Hartz-Prozess Richterbund hält Urteilsabsprache für problematisch

Im Prozess gegen Ex-VW-Manager Peter Hartz wird heute das Urteil erwartet. Doch schon vor dem Richterspruch wird Kritik laut: Der Deutsche Richterbund hat wegen der geplanten Absprache zwischen Verteidigung, Staatsanwaltschaft und Gericht "erhebliche Bauchschmerzen".


Braunschweig/Bremen - Am zweiten Prozesstag will die Verteidigung heute noch Fragen des Gerichts beantworten, mit denen die Kammer die Glaubwürdigkeit des Geständnisses von Hartz überprüfen will. Danach werden die Plädoyers und das Urteil erwartet.

Demonstrant vor dem Braunschweiger Landgericht: Zum ersten Verhandlungstag vor einer Woche war Peter Hartz mit Schmährufen empfangen worden
REUTERS

Demonstrant vor dem Braunschweiger Landgericht: Zum ersten Verhandlungstag vor einer Woche war Peter Hartz mit Schmährufen empfangen worden

Hartz hatte am ersten Prozesstag ungerechtfertigte Sonderbonus-Zahlungen von VW an den ehemaligen Betriebsratschef Klaus Volkert in Höhe von zwei Millionen Euro und die weiteren Vorwürfe eingestanden. Zudem übernahm er die alleinige Verantwortung für die Zahlungen an Volkert. Insgesamt wirft die Anklage dem ehemaligen VW-Personalvorstand 44 Fälle besonders schwerer Untreue vor.
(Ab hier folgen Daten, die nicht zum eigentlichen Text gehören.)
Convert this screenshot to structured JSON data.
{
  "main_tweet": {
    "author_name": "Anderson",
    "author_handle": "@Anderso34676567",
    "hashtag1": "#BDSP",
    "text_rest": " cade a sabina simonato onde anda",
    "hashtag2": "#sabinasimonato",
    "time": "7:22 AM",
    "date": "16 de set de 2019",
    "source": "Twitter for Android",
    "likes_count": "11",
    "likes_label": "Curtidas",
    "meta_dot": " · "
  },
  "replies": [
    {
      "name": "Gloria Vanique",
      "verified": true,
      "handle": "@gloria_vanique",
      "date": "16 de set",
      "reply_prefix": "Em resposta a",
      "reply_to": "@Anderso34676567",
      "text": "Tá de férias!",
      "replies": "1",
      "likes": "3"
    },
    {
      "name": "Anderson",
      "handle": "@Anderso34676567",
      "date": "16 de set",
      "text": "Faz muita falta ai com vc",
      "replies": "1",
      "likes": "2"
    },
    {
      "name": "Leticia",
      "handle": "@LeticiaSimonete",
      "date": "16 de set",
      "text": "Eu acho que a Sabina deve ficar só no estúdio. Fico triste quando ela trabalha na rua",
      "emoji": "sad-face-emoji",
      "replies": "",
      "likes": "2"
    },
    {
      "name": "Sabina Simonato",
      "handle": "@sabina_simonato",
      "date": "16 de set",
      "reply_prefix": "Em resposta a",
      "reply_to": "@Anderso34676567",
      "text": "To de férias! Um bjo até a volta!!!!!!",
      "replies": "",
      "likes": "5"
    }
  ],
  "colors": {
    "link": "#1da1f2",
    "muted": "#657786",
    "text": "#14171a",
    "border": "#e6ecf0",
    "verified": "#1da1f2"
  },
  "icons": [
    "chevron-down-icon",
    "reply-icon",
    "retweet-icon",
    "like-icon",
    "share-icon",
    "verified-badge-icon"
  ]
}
Staatsanwaltschaft, Gericht und Verteidigung einigten sich zu Prozessbeginn auf eine maximale Strafe von zwei Jahren auf Bewährung und von 360 Tagessätzen. Im Gegenzug legte Hartz' Verteidiger für seinen Mandanten das Geständnis ab.

Dieses Vorgehen stößt jedoch auf Kritik. Er habe "erhebliche Bauchschmerzen", sagte der Vorsitzende des Deutschen Richterbundes (DRB), Wolfgang Arenhövel, der Oldenburger "Nordwest- Zeitung". Solche Urteilsabsprachen seien in Fachkreisen hoch umstritten. Sie seien eigentlich als Mittel des Opferschutzes gedacht gewesen, etwa bei Vergewaltigungsprozessen. "Nun sind sie oft eine Reaktion auf die Personalnot bei den Gerichten. Gerade bei sehr komplexen Verfahren, die sich über Monate hinziehen können, werden sie als pragmatische Lösung angewandt. Die Richter können nicht anders", sagte Arenhövel, der auch Präsident des Hanseatischen Oberlandesgerichts Bremen ist.

Er widersprach aber dem Eindruck, Absprachen hätten etwas mit Kungelei zu tun: "Der Eindruck, dass sich die Großen freikaufen können, ist nicht berechtigt." Dringend notwendig sei aber eine gesetzliche Normierung des Verfahrens. "Eine Absprache im Strafprozess kann es nur dann geben, wenn der Angeklagte ohne Vorbedingungen ein qualifiziertes, konkretes Geständnis abgelegt hat". Lapidare Aussagen, wonach der Angeklagte die zur Last gelegten Taten einräumt, reichten nicht aus.

Unterdessen plant die Bundesregierung, noch im Frühjahr einheitliche Regeln für Absprachen in Strafprozessen zu beschließen. "Verständigungen im Strafprozess gehören zur strafprozessualen Realität", sagte Justizministerin Brigitte Zypries (SPD) der "Frankfurter Rundschau". Einen Handel mit der Gerechtigkeit werde es aber nicht geben.